Mungkin karena mendengar suara Mila, Ibu terbangun. Beliau terkejut karena baju bagian punggungnya terangkat. Ibu langsung duduk dengn susah payah. Aku sudah tak bisa menahan ini semua. 

"Bu, jujur lah sama Gani. Apa ini semua perbuatan Zahra?" 

Akhirnya, Ibu mengangguk. Air mataku langsung menetes, membayangkan kesakitan yang setiap hari dirasakan oleh ibu. Biarlah aku dianggap melow, daripada dianggap durhaka karena tak mementingkan ibu kandungku sendiri. 

"Bu, selama ini, Mbak Zahra melarang Ibu menemui kami?" tanya Fikri. 

Lagi-lagi, Ibu mengangguk. 

"Tapi kenapa, Bu?" 

"Ibu nggak tahu, Fik. Ibu juga kangen sama anak-anak Ibu. Tapi, Zahra justru menyiksa Ibu tiap Ibu bilang ingin bertemu dengan kalian. Bukan hanya punggung saja, tapi ini juga..." 

Ibu mengangkat baju bagian depannya, lalu terbuka lah semua luka itu.

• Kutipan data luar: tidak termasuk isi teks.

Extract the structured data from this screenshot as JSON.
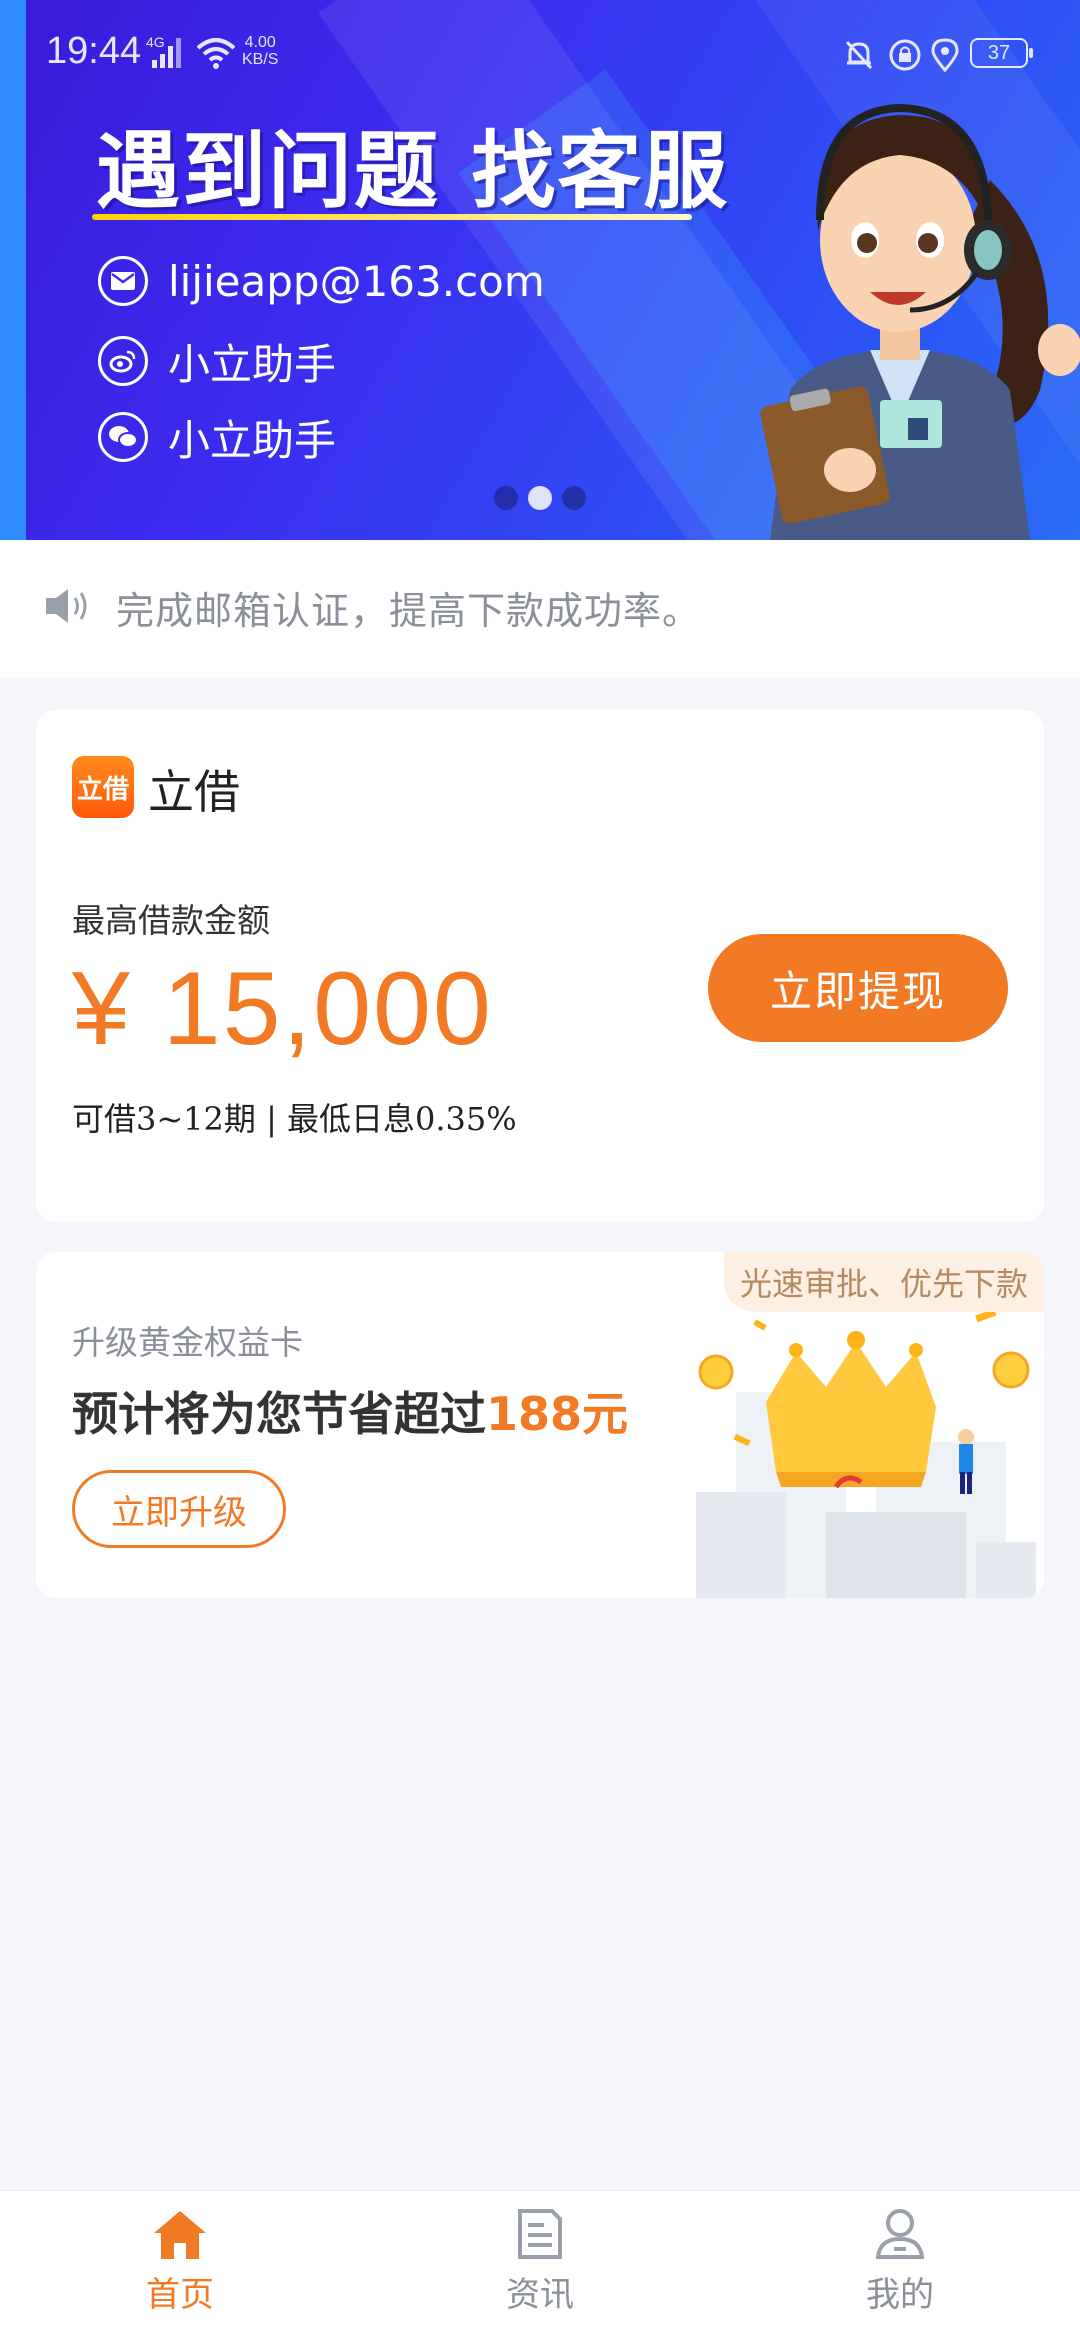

Aku memejamkan mata, tak tega melihat orang tua satu-satunya mengalami kesakitan itu, juga merasa bersalah karena Ibu mengalaminya karena kelalaianku. 

"Maafkan Gani, Bu. Seandainya saja Gani lebih memperhatikan, mungkin semua ini takkan terjadi," ucapku penuh penyesalan. 

"Tak apa, Nak. Ini sudah takdirnya. Yang terpenting sekarang, Ibu sudah bertemu kalian." 

"Bu, apakah Zahra suka membawa pulang laki-laki?" 

Ibu terdiam. Aku langsung tahu jawabannya. Jadi tadi siang bukan kali pertama Zahra membawa pulang lelaki itu. Padahal, semuanya telah kuberi untuknya. Kenapa ia masih jahat padaku dan juga keluargaku? 

Ting! 

Sebuah pesan masuk ke ponselku. Saat kulihat, itu dari Zahra. 

[Bang, kok uangnya belum dikirim?] 

Aku mengembuskan napas panjang. Jika dipikir-pikir, selama aku kerja di luar kota, ia tak pernah sekedar menanyakan kabarku. Ia menghubungi hanya ketika meminta uang saja. Selain itu, harus aku yang menghubungi terlebih dahulu. 

"Selama ini, Gani selalu menjatah Ibu setiap bulan, apa Zahra memberinya?" tanyaku, meski sudah tahu jawabannya. 

Ibu menggeleng, membuat Kamila dan Fikri beristigfar. Kedua adikku memang tak kuperbolehkan untuk memberi Ibu uang, karena hidup mereka pun pas-pasan karena harus membayar asisten rumah tangga juga. Keduanya tinggal di rumah lama kami, bertiga dengan seorang asisten rumah tangga. 

"Jadi, Ibu tak pernah membeli baju selama ini?" 

Aku berjalan menuju tas, lalu mengeluarkan baju ibu yang masih masuk dalam kategori layak pakai, karena yang lainnya sudah robek dan beberapa ada tambalan. 

"Ya Allah, Bu. Kalau tahu Ibu begini, mending tinggal sama Mila dan Fikri saja. Daripada tersiksa bersama menantu serakah itu," ucap Mila dengan nafas memburu. 

Ting!

Sebuah pesan masuk kembali, dari Zahra. 

[Kok cuma dibaca, Bang?] 

Segera kuketik balasan untuknya. 

[Kirimkan poto Ibu dulu, aku kangen.] 

Lama tak menjawab, pesanku hanya dibaca saja. Mungkin, di rumah sana Zahra tengah kelabakan karena Ibu tak ada di rumah. Aku tersenyum, memikirkan ia panik dan mencari jawaban atas pertanyaanku.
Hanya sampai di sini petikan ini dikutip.